I have made it no secret that Lucy was very much an oopsie baby. We were taking precautions and none of it actually mattered because my uterus hates me. Maybe she just likes to be busy, I don't know. Lucy is 100% our last baby, that is the plan. Matt has had his vasectomy and they are 75% sure I can't get pregnant if I wanted to because of the tremendous blood loss to my ovaries and also not having any hormones, those are important things. But that means there was the 25% maybe and if Lucy could slip through that teeny tiny window, god knows triplets or something would make it in that 25%. So Matt had the vasectomy because we wanted to make DAMN SURE a fifth baby cannot happen.
So no more babies. We knew that. I know that. I do. I can't remember anything from yesterday but I vividly remember agreeing to no more babies. Done. No more.
Which makes my recent feelings about that really bizarre to me. I remember being sad when we got rid of all of the baby things after Jackson, I definitely did not feel done after him. This time, I feel done. I do. I think. I mean, I guess I don't remember if what I feel now is different back then, but it's really tough.
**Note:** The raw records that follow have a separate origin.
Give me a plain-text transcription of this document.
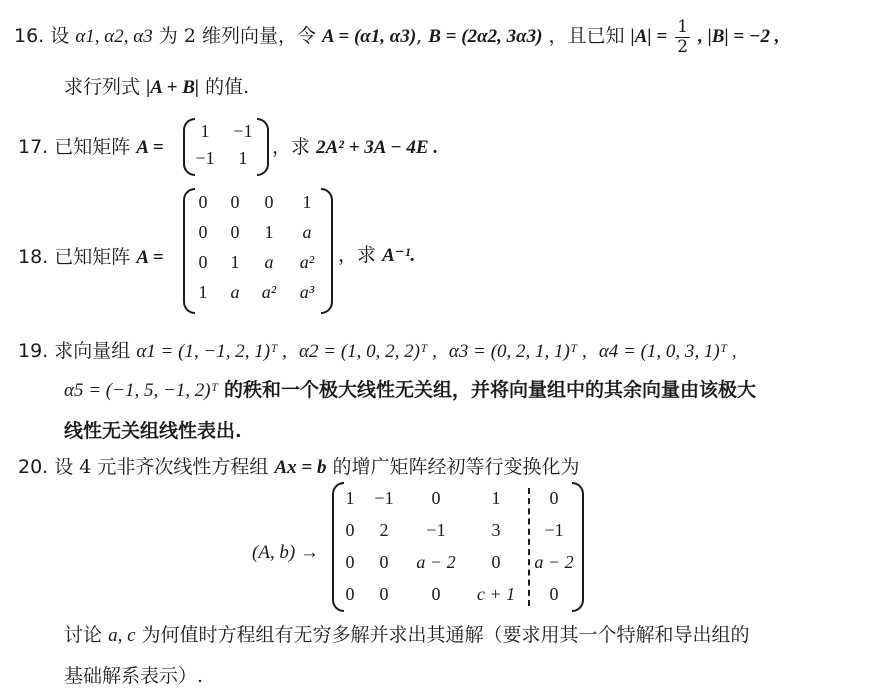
16. 设 α1, α2, α3 为 2 维列向量，令 A = (α1, α3), B = (2α2, 3α3) ，且已知 $|A| = \frac{1}{2}$ , |B| = −2 ,
求行列式 |A + B| 的值.
17. 已知矩阵 A =
1 −1
−1 1 ，求 2A² + 3A − 4E .
18. 已知矩阵 A =
0 0 0 1
0 0 1 a
0 1 a a²
1 a a² a³
，求 A⁻¹.
19. 求向量组 α1 = (1, −1, 2, 1)ᵀ , α2 = (1, 0, 2, 2)ᵀ , α3 = (0, 2, 1, 1)ᵀ , α4 = (1, 0, 3, 1)ᵀ ,
α5 = (−1, 5, −1, 2)ᵀ 的秩和一个极大线性无关组，并将向量组中的其余向量由该极大
线性无关组线性表出.
20. 设 4 元非齐次线性方程组 Ax = b 的增广矩阵经初等行变换化为
(A, b) →
1 −1 0	1	0
0 2 −1	3 −1
0 0 a − 2 0 a − 2
0 0 0 c + 1 0
讨论 a, c 为何值时方程组有无穷多解并求出其通解（要求用其一个特解和导出组的
基础解系表示）.
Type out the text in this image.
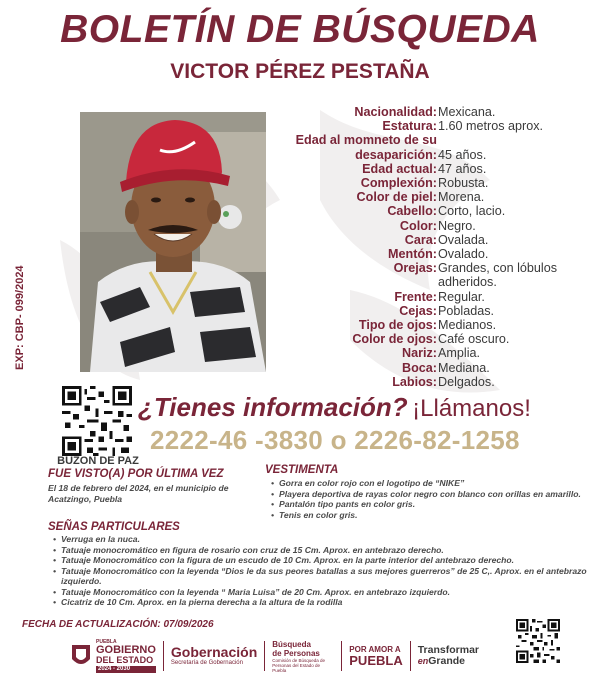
BOLETÍN DE BÚSQUEDA
VICTOR PÉREZ PESTAÑA
EXP: CBP- 099/2024
Nacionalidad: Mexicana.
Estatura: 1.60 metros aprox.
Edad al momneto de su
desaparición: 45 años.
Edad actual: 47 años.
Complexión: Robusta.
Color de piel: Morena.
Cabello: Corto, lacio.
Color: Negro.
Cara: Ovalada.
Mentón: Ovalado.
Orejas: Grandes, con lóbulos
adheridos.
Frente: Regular.
Cejas: Pobladas.
Tipo de ojos: Medianos.
Color de ojos: Café oscuro.
Nariz: Amplia.
Boca: Mediana.
Labios: Delgados.
BUZON DE PAZ
¿Tienes información? ¡Llámanos!
2222-46 -3830 o 2226-82-1258
FUE VISTO(A) POR ÚLTIMA VEZ
El 18 de febrero del 2024, en el municipio de Acatzingo, Puebla
VESTIMENTA
• Gorra en color rojo con el logotipo de “NIKE”
• Playera deportiva de rayas color negro con blanco con orillas en amarillo.
• Pantalón tipo pants en color gris.
• Tenis en color gris.
SEÑAS PARTICULARES
• Verruga en la nuca.
• Tatuaje monocromático en figura de rosario con cruz de 15 Cm. Aprox. en antebrazo derecho.
• Tatuaje Monocromático con la figura de un escudo de 10 Cm. Aprox. en la parte interior del antebrazo derecho.
• Tatuaje Monocromático con la leyenda “Dios le da sus peores batallas a sus mejores guerreros” de 25 C,. Aprox. en el antebrazo izquierdo.
• Tatuaje Monocromático con la leyenda “ Maria Luisa” de 20 Cm. Aprox. en antebrazo izquierdo.
• Cicatriz de 10 Cm. Aprox. en la pierna derecha a la altura de la rodilla
FECHA DE ACTUALIZACIÓN: 07/09/2026
PUEBLA
GOBIERNO
DEL ESTADO
2024 - 2030
Gobernación
Secretaría de Gobernación
Búsqueda
de Personas
Comisión de Búsqueda de Personas del Estado de Puebla
POR AMOR A
PUEBLA
Transformar
enGrande
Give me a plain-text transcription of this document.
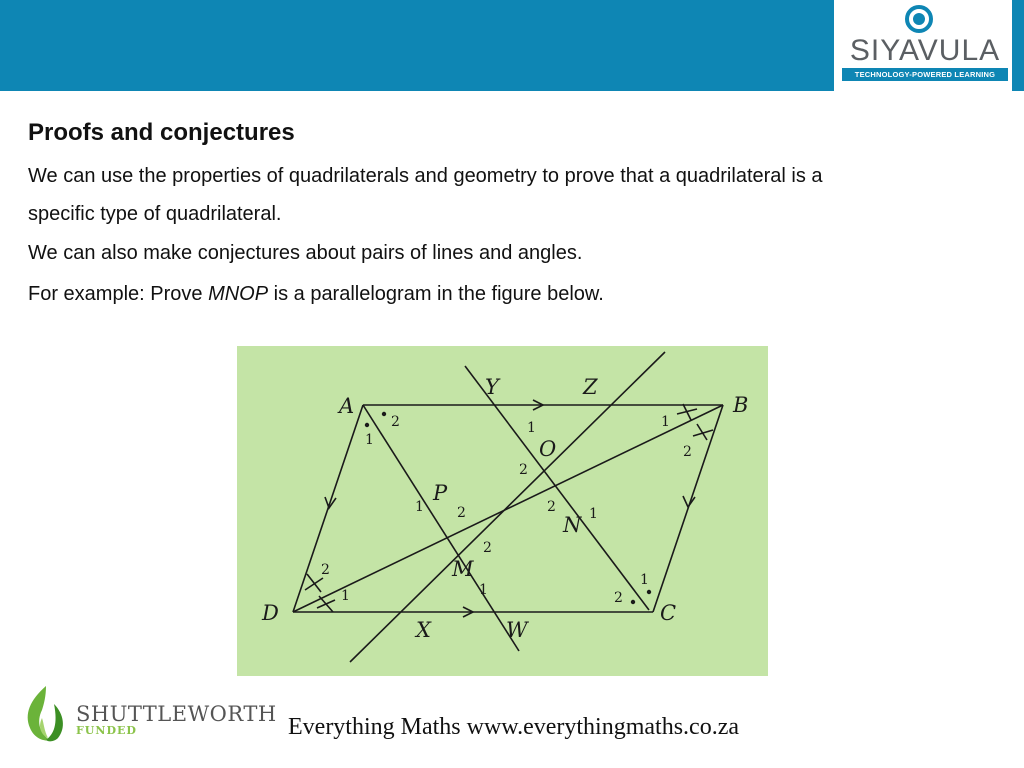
SIYAVULA
TECHNOLOGY-POWERED LEARNING
Proofs and conjectures
We can use the properties of quadrilaterals and geometry to prove that a quadrilateral is a
specific type of quadrilateral.
We can also make conjectures about pairs of lines and angles.
For example: Prove MNOP is a parallelogram in the figure below.
A	B
C
D
Y	Z
O
P
N
M
X	W
2
1
1
2
1
2
2
1
1
2
1 2	1
2
2
1
SHUTTLEWORTH
FUNDED	Everything Maths www.everythingmaths.co.za
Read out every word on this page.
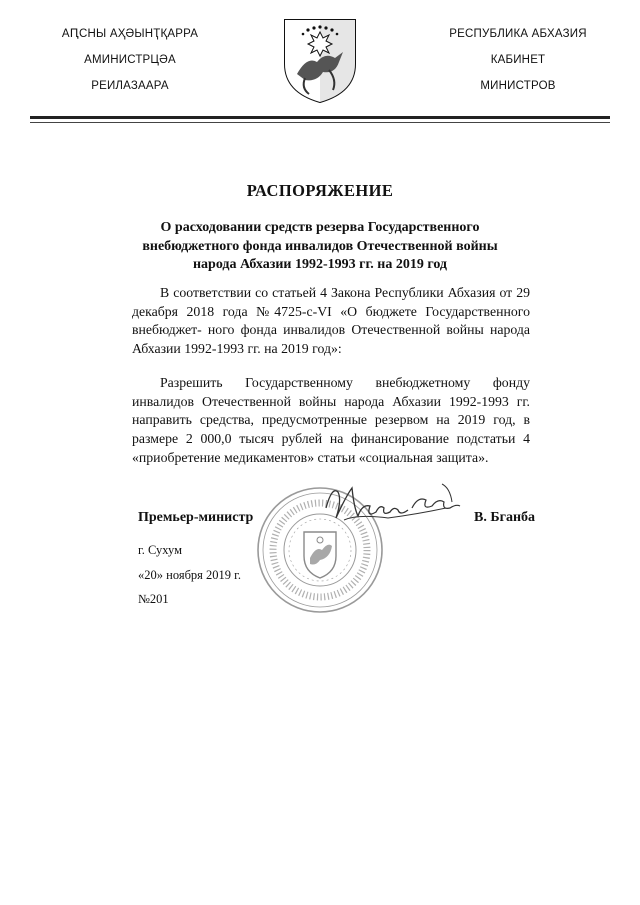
АԤСНЫ АҲӘЫНҬҚАРРА
АМИНИСТРЦӘА
РЕИЛАЗААРА
РЕСПУБЛИКА АБХАЗИЯ
КАБИНЕТ
МИНИСТРОВ
РАСПОРЯЖЕНИЕ
О расходовании средств резерва Государственного внебюджетного фонда инвалидов Отечественной войны народа Абхазии 1992-1993 гг. на 2019 год

В соответствии со статьей 4 Закона Республики Абхазия от 29 декабря 2018 года №4725-с-VI «О бюджете Государственного внебюджет- ного фонда инвалидов Отечественной войны народа Абхазии 1992-1993 гг. на 2019 год»:

Разрешить Государственному внебюджетному фонду инвалидов Отечественной войны народа Абхазии 1992-1993 гг. направить средства, предусмотренные резервом на 2019 год, в размере 2 000,0 тысяч рублей на финансирование подстатьи 4 «приобретение медикаментов» статьи «социальная защита».

Премьер-министр	В. Бганба
г. Сухум
«20» ноября 2019 г.
№201
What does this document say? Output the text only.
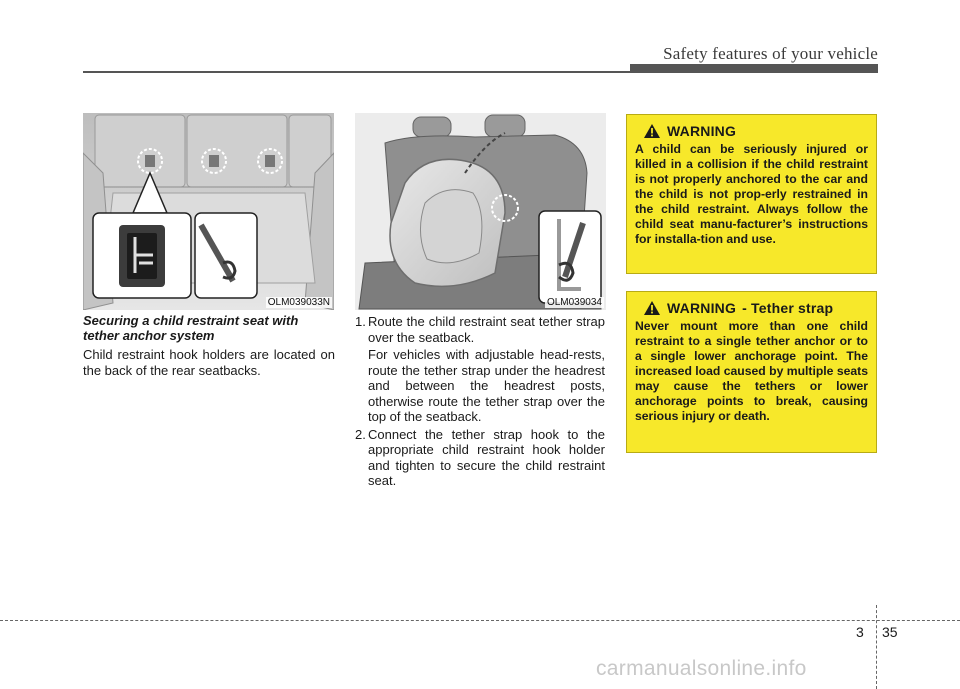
Safety features of your vehicle
OLM039033N	OLM039034
Securing a child restraint seat with tether anchor system
Child restraint hook holders are located on the back of the rear seatbacks.
1. Route the child restraint seat tether strap over the seatback.
For vehicles with adjustable head-rests, route the tether strap under the headrest and between the headrest posts, otherwise route the tether strap over the top of the seatback.
2. Connect the tether strap hook to the appropriate child restraint hook holder and tighten to secure the child restraint seat.
WARNING
A child can be seriously injured or killed in a collision if the child restraint is not properly anchored to the car and the child is not prop-erly restrained in the child restraint. Always follow the child seat manu-facturer’s instructions for installa-tion and use.
WARNING - Tether strap
Never mount more than one child restraint to a single tether anchor or to a single lower anchorage point. The increased load caused by multiple seats may cause the tethers or lower anchorage points to break, causing serious injury or death.
3 35
carmanualsonline.info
In the back of my head I had this wiggly, random angry feeling about being done. It's one thing to be done on your own terms, but being told I am done from a medical standpoint? That bothers me. It feels like a parent telling a kid no and they've got that look in their eye when you know they are going to do it anyways. It's just like that. Part of me wants to get pregnant and be like, "SCREW YOU, I can totally get pregnant!" and the other part of me is so damn relieved I don't have to do it again. I never have to deal with the fear of delivery and wondering what if.
Then there are days like today, where I'm trying to clean and organize, and it's not going well. I was getting angry with myself because I don't have the ability to do things like I once could, and I decide that now is the time to clean the cupboard with toddler dishes.
So I lined all of the bottles up and the mesh feeder and I started crying. Crying so hard I almost couldn't breathe. It felt like the biggest punch to my gut, a visual realization that this is really it. Then when I realized that I don't remember any of Lucy's firsts, or what it was like to snuggle her newborn self, the sound of her first laugh, her perfect baby smell, how soft her first hair was, or what she felt like on my chest? I can't remember what it was like to feel her kick in my stomach, or rub my belly, the excitement of labor and knowing she was coming. I cried like someone had died. On my kitchen floor. Alone. I cried and I cried.
I am so angry that all of those moments, especially profound since she is my last, are gone. They have been stolen from me and I can't ever get them back. Worse yet? I have no memory of any of my kids. The only "memories" I have are like actual snapshots in my head. Like the pictures in their baby books is what I have and I know it must have happened because I'm in the photos. I don't have that with Lucy. I don't know what it was like to hold her for the first time, and I imagine I must have felt a lot of things considering I had died.
Matt said he was told that one of the medications they had given me at some point would basically make me not remember the event and subsequent pain, but they didn't know if I'd have any other memory loss- it's kind of a toss up. And in hindsight, know how much is gone, I would give anything to have it all back. I would have taken the horrific pain for these memories. But I know in the split seconds they had, the medical team thought this was best. I can't fault them for that, I would have made the same call if someone asked me to make that kind of decision for someone else.
I imagine this is what it maybe feels like to have dementia or the beginning of Alzheimer's, there are lots of things you don't remember and you don't remember what you don't remember. If you ask me a direct question, I probably can't answer it, but if I'm not trying to remember, some times it just pops through my head. Like in the dark, until your eyes adjust your peripheral vision is better than looking straight ahead- that's how my brain is. I know the information is there but if I try to remember in a really roundabout way, I can do it. Ask me to recall information right away? Nope.
So that's where I'm at. I am slowly ridding the house of baby things and it's killing me. The crib will likely come out this weekend and I know I am going to be a mess. I know it. I'm scared. I feel like there isn't ever going to be a good time to do it and maybe I need to just rip it off like a bandage. All of my doctors and therapist tell me it's normal to be angry and sad. To have unexpected triggers and it's OK to cry. I don't have to apologize for it, I just need to get myself to the next moment. It all passes, even the moments when it hurts so bad it feels like a tangible pain. I would never wish this on anyone. Never, ever.